— Ты… — выдыхает с презрением, даже с некоторой брезгливостью, ударяет лопатками о стиральную машинку, оставляя в ней глубокую вмятину, и я чувствую, как внутри меня с хрустом ломаются кости.
Разрывает остатки одежды, оставляя в нижнем белье, и с новым шумном вдохом скользит носом по моему судорожно вздымающемуся животу, по груди, припадает губами к шее и слегка прикусывает зубами нежную кожу.
Ничего не чувствую.
Не чувствую боли.
Не чувствую страха.
Не чувствую тела.
Тряпичная кукла. Сломанная. Туманным взглядом прощаюсь с кружащимися под потолком «кораблями».
С жизнью прощаюсь. Не такой уж и дерьмовой она у меня, кстати, была. Ещё выкурить бы напоследок сигаретку…
Лицо с перекошенными от ярости чертами, с глазами налитыми кровью и оскалом свирепого хищника, видимо станет последним, что увижу при жизни. Обозлённый, громоподобный рык, видимо станет последним, что услышу…
— Этот аромат… Нееееет, не может быть. Не может быть! ГДЕ ОНА?! ГДЕ КАЙНЭЭЭЭ?!!! ГДЕЕЕ?!!
— В пи*де, — выдавив из себя кривую ухмылку и знать не желая, кто такая Кайнэ, отправляю кровавый плевок в лицо чудовищу и жду последнего, сокрушительного удара, после которого моё тело даже патологоанатом не осилит собрать по кусочкам, как слышу приглушённое…
«Хлоп!»
… и бесформенной кучей съезжаю на пол, потому что тело больше никто не держит. Никто не причиняет боли. Никто не дышит в лицо, приговаривая к смерти, и не смотрит глазами самого Сатаны.
— Упс. Едва успел. Дурацкие пробки, — звучит неуверенный смешок, и я понять не могу, кому он принадлежит: мужчине, женщине, очередной галлюцинации, а может я уже там, - на другой стороне?
Последнее было бы очень кстати, однако изо всех сил пытаюсь приподнять свинцовые веки и убедиться в обратном.

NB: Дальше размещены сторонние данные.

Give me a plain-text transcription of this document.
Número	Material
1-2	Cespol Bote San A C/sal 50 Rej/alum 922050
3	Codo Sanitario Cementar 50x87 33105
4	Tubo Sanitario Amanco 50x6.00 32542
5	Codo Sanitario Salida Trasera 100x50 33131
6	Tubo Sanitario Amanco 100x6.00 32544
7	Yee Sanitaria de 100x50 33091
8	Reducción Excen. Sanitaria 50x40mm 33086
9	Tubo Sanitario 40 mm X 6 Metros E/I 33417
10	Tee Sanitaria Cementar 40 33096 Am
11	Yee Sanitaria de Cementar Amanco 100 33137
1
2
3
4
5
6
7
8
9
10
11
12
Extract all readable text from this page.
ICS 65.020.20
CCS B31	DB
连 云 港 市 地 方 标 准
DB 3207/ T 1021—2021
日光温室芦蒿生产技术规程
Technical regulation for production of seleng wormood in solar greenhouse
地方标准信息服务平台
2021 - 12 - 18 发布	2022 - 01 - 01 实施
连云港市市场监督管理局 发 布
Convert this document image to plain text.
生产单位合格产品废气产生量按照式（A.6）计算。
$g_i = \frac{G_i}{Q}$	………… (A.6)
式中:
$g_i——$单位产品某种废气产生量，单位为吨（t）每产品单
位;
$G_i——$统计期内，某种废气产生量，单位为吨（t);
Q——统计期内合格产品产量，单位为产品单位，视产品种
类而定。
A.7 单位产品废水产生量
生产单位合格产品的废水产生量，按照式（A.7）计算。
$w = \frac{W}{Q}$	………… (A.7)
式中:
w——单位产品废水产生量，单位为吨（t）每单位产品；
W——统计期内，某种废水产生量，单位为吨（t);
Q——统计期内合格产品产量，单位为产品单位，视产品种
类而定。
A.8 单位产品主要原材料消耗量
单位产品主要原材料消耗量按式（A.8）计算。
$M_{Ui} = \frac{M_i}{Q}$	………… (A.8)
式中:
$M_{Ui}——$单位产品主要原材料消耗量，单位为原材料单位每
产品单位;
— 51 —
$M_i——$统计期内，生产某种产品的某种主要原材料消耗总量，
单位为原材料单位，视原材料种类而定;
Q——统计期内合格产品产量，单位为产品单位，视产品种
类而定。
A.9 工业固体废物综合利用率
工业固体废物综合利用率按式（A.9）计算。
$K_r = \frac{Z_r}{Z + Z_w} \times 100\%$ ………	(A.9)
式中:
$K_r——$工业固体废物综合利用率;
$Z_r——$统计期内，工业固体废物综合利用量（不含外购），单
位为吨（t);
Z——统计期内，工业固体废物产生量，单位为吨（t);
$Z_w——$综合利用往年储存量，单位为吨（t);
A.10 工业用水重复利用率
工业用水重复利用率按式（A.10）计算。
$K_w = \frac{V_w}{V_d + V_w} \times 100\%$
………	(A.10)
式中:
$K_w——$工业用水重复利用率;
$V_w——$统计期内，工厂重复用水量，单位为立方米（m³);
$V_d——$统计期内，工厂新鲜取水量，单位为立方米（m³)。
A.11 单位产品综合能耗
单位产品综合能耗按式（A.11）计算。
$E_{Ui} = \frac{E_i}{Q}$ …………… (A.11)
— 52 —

— Мамочка-дорогая… — с преувеличенным драматизмом ахает человек, сжимая в ладони нечто похоже на лопату, или… мухобойку? Понять сложно, сознание уплывает от меня, клонит в сон. — Чуть стороны не перепутал! Ох, что бы тут тогда было. Бррр… аж мурашки по коже. Видишь-видишь? На, посмотри, на что моя коженька похожа.
— А чаво это… чаво было бы? — звучит со стороны ещё один голос, безоговорочной мужской.
— «Чаво-чаво»! Конец света, самый жуткий и молниеносный, вырвись этот плохиш из тела моего цветочка Асечки, — цокает языком и мелодично, будто птица певчая добавляет: — Но всё хорошо, что хорошо кончается! Я такой молодец! Выпью сегодня за себя.
— Ну и я тогда! А я чаво, лысый чтоль?
— Ты это… работай давай, жиртрест, раз за мной увязался, чего пялишься? Обычные сиськи, обычная жопа! Не видел никогда? Давай, приберись-ка тут лучше. Ой-ёй-ёй, какой разгаром, глазоньки мои бы этого не видели.
Ещё пытаюсь пошевелить языком, пытаюсь приподнять голову от пола, пытаюсь подать хоть какой-нибудь знак, что здесь, что жива, но не выходит, тело больше не отзывается на мои сигналы, оно поломано.
— Не переживай, сладкая моя, душенька моя бесценная, всё будет хорошо! — человек с длинными вьющимися волосами приседает передо мной, но я оказываюсь не в силах разглядеть его лица. — Я тебя починю, моя конфетка, даю слово. А сейчас… просто поспи. Ты устала. Беллиар больше не сделает тебе больно.
Последнее, что удаётся разглядеть затуманенным взглядом, это большое тату на открытой груди мужчины «ЭКСО-Бог».
А дальше я либо провалилась в сон, либо умерла.